Mandela became the first president of democratic South Africa on May 10, 1994, following his release from prison four years earlier and his receiving the Nobel Peace Prize jointly with FW de Klerk, the last apartheid-era president, who had set him free. He had served 27 years in prison on Robben Island. By the 1980s, the cause of freeing him had become synonymous with the goal of liberating the country itself from the apartheid regime, a quest that found near universal sympathy around the world, including among Jewish communities.
During most of his active life, Mandela counted on Jews as mentors, colleagues, lawyers, and political supporters. Lazer Sidelsky, the only man Mandela called “Boss,” gave him his start as a lawyer when blacks were rarely hired. Israel Maisels led his victorious defense in the Treason Trial and Mandela asked at his funeral for one of his yarmulkes (skullcaps), keeping it until his own death.

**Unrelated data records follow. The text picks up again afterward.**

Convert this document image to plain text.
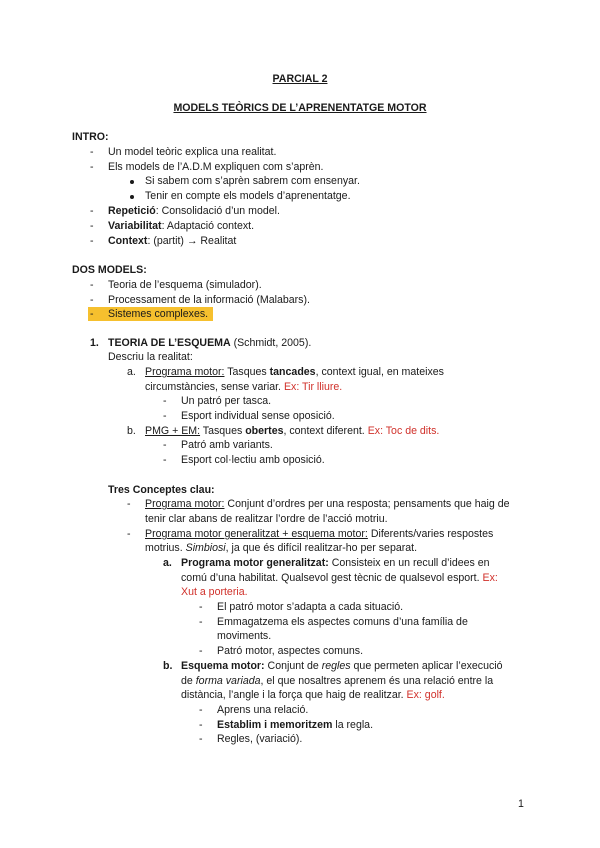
PARCIAL 2
MODELS TEÒRICS DE L’APRENENTATGE MOTOR
INTRO:
- Un model teòric explica una realitat.
- Els models de l’A.D.M expliquen com s’aprèn.
Si sabem com s’aprèn sabrem com ensenyar.
Tenir en compte els models d’aprenentatge.
- Repetició: Consolidació d’un model.
- Variabilitat: Adaptació context.
- Context: (partit) → Realitat
DOS MODELS:
- Teoria de l’esquema (simulador).
- Processament de la informació (Malabars).
- Sistemes complexes.
1. TEORIA DE L’ESQUEMA (Schmidt, 2005).
Descriu la realitat:
a. Programa motor: Tasques tancades, context igual, en mateixes
circumstàncies, sense variar. Ex: Tir lliure.
- Un patró per tasca.
- Esport individual sense oposició.
b. PMG + EM: Tasques obertes, context diferent. Ex: Toc de dits.
- Patró amb variants.
- Esport col·lectiu amb oposició.
Tres Conceptes clau:
- Programa motor: Conjunt d’ordres per una resposta; pensaments que haig de
tenir clar abans de realitzar l’ordre de l’acció motriu.
- Programa motor generalitzat + esquema motor: Diferents/varies respostes
motrius. Simbiosi, ja que és difícil realitzar-ho per separat.
a. Programa motor generalitzat: Consisteix en un recull d’idees en
comú d’una habilitat. Qualsevol gest tècnic de qualsevol esport. Ex:
Xut a porteria.
- El patró motor s’adapta a cada situació.
- Emmagatzema els aspectes comuns d’una família de
moviments.
- Patró motor, aspectes comuns.
b. Esquema motor: Conjunt de regles que permeten aplicar l’execució
de forma variada, el que nosaltres aprenem és una relació entre la
distància, l’angle i la força que haig de realitzar. Ex: golf.
- Aprens una relació.
- Establim i memoritzem la regla.
- Regles, (variació).
1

The names of Joe Slovo, Ruth First, Harry Schwartz, Rusty Bernstein, Arthur Goldreich, Helen Suzman, and Arthur Chaskalson, among a long list of others, were all an integral part of Mandela’s life.
AJC Executive Director David Harris met with Mandela several times, including during his historic visit to New York City in 1993, seeking support for South Africa’s transition to democracy. Mandela made repeated mention of this discussion later that year in his address at the annual conference of South African Jewish Board of Deputies (SAJBD), with which he established a fruitful relationship during his presidency.
At AJC’s 2012 Global Forum, at SAJBD’s request, AJC’s Africa Institute launched in the U.S. the Board of Deputies' moving commemorative volume, “Jewish Memories of Mandela.”
In a 1999 meeting with Mandela in a suburb of New York City, Harris appealed for his assistance in gaining the freedom of 13 Jews in Iran who had been arrested and were facing trial. During the two-hour private meeting, Mandela assured AJC that he would appeal for the well-being of the 13 Jews if they were convicted.
“There was a quiet strength and dignity about him, a charisma that was unmistakable,” Harris recalled.
Despite long-standing tensions between the African National Congress, with which he was intimately associated, and Israel, Mandela visited the Jewish state in 1999, calling it “the fulfillment of a long-cherished dream,”
“As Jews, we honor every year the miracle of freedom, teaching our children that ‘we were once slaves in the land of Egypt’,” said Harris. “Mandela’s life embodied a personal and national journey from subjugation to freedom. We are indelibly inspired by his example and can say of him, as we can say of few others, that he truly helped repair the world.”